Oscar Roundup: Winter's Bone

If you’ve ever had a hankering for post apocalyptic anthropology, then “Winter’s Bone” is the film you ought to see. Taking place in modern rural Arkansas, amidst squirrel hunting and cooking up crank (methanphetamine), is a rich and varied cultural study of gender, politics, and the nuanced social graces of families and individuals on the cusp of ruin.

The lead performance by actress Jennifer Lawrence is Oscar nominated for good reason (although Natalie Portman is the likely Best Actress winner...nobody else lost half her body weight, went insane, and learned ballet). Her character, teenage Ree, is reminiscent of Jody Foster’s Clarice, as she goes about her business stoically and without question: tracking down her outlaw father so that her sick mother and young siblings will not lose their house.

From the highschool that she no longer attends (where the only classes we see being taught are parenting and marching practice - complete with rifles), to the chopping of wood, to the ever growing assortment of animals huddled around the shanty-like houses for warmth, it’s a world I can relate to (did I mention my family’s collection of expired vehicles, empty chicken coop, and eight cats?).

But white trash, left on its own for centuries, becomes something more...something with distinct and incomparable ballads sung in belted Southern accents, with a soft lilt of banjo music throughout.
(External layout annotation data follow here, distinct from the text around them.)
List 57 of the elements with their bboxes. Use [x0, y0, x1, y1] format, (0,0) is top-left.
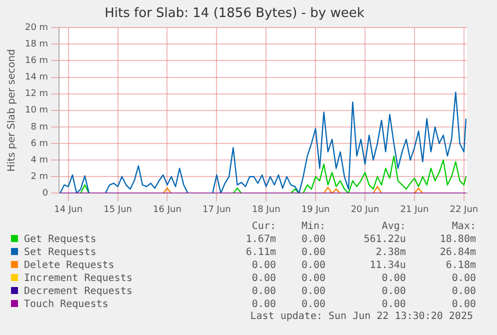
- x-tick-label: 17 Jun: [202, 204, 231, 215]
- text: 0.00: [250, 259, 277, 272]
- text: 0.00: [300, 259, 327, 272]
- text: 0.00: [450, 285, 477, 298]
- x-tick-label: 18 Jun: [252, 204, 280, 215]
- y-tick-label: 18 m: [24, 40, 48, 50]
- text: 6.18m: [444, 259, 477, 272]
- text: 0.00: [450, 298, 477, 311]
- legend-label: Get Requests: [23, 233, 98, 246]
- text: 0.00: [300, 272, 327, 285]
- text: 0.00: [380, 285, 407, 298]
- y-tick-label: 16 m: [24, 56, 48, 66]
- text: 11.34u: [368, 259, 407, 272]
- x-tick-label: 22 Jun: [450, 204, 478, 215]
- chart-title: Hits for Slab: 14 (1856 Bytes) - by week: [104, 6, 365, 22]
- text: 561.22u: [362, 233, 407, 246]
- text: 0.00: [300, 246, 327, 259]
- x-tick-label: 21 Jun: [400, 204, 429, 215]
- y-tick-label: 20 m: [24, 22, 48, 33]
- text: Cur:: [250, 220, 277, 233]
- legend-label: Increment Requests: [23, 272, 134, 285]
- legend-label: Decrement Requests: [23, 285, 134, 298]
- text: 2.38m: [374, 246, 407, 259]
- text: 0.00: [380, 272, 407, 285]
- text: 0.00: [250, 272, 277, 285]
- y-tick-label: 10 m: [24, 106, 48, 116]
- text: 26.84m: [438, 246, 477, 259]
- legend-label: Delete Requests: [23, 259, 116, 272]
- y-tick-label: 12 m: [24, 89, 48, 100]
- text: 0.00: [250, 298, 277, 311]
- y-tick-label: 6 m: [30, 138, 48, 149]
- text: 0.00: [450, 272, 477, 285]
- y-tick-label: 8 m: [30, 122, 48, 132]
- y-tick-label: 0: [42, 188, 48, 199]
- legend-label: Set Requests: [23, 246, 98, 259]
- x-tick-label: 16 Jun: [153, 204, 182, 215]
- y-tick-label: 2 m: [30, 172, 48, 182]
- text: 18.80m: [438, 233, 477, 246]
- text: Min:: [300, 220, 327, 233]
- text: 1.67m: [244, 233, 277, 246]
- text: 0.00: [300, 298, 327, 311]
- text: Max:: [450, 220, 477, 233]
- text: Avg:: [380, 220, 407, 233]
- text: 0.00: [250, 285, 277, 298]
- x-tick-label: 14 Jun: [54, 204, 83, 215]
- y-tick-label: 4 m: [30, 155, 48, 166]
- text: 0.00: [300, 233, 327, 246]
- x-tick-label: 20 Jun: [350, 204, 380, 215]
- text: 6.11m: [244, 246, 277, 259]
- y-axis-title: Hits per Slab per second: [6, 49, 18, 172]
- x-tick-label: 15 Jun: [104, 204, 132, 215]
- y-tick-label: 14 m: [24, 72, 48, 83]
- text: 0.00: [300, 285, 327, 298]
- legend-label: Touch Requests: [23, 298, 110, 311]
- x-tick-label: 19 Jun: [301, 204, 330, 215]
- text: 0.00: [380, 298, 407, 311]
- text: Last update: Sun Jun 22 13:30:20 2025: [249, 311, 474, 322]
The characters lurk at doorways like vampires, waiting to be invited in, and the cussing is interspersed with ‘sirs’ and ‘ma’ams,’ because, despite the overwhelming poverty, there is no lack of culture here.

“Kneel down like you’re praying,” the main character tells her brother and sister as she teaches them survival skills, which in this case is learning to shoot. As she asks about after her father, we’re made painfully aware that this is a man’s world, where women mill around the periphery like watchdogs, and that the only reason Ree is doing the asking is that she has no men to do it for her.

The most painful part of the movie, for me, is when Ree sees her only glimmer of hope, joining the American Army (and getting a $40,000 bonus for 5 years of her life), dissolve before her; she has two kids to raise and no parent able to sign her up (as she’s still a minor). The money, while promised, would be months away, and there’s no way to take the kids with her to training. The recruiter tells her she’d best stay home, and Ree doesn’t bat an eye, but I cried.

And when a movie can make me cry over the fact that an intelligent child can’t sign away her life to the American military in order to become a know it’s a heartbreaker.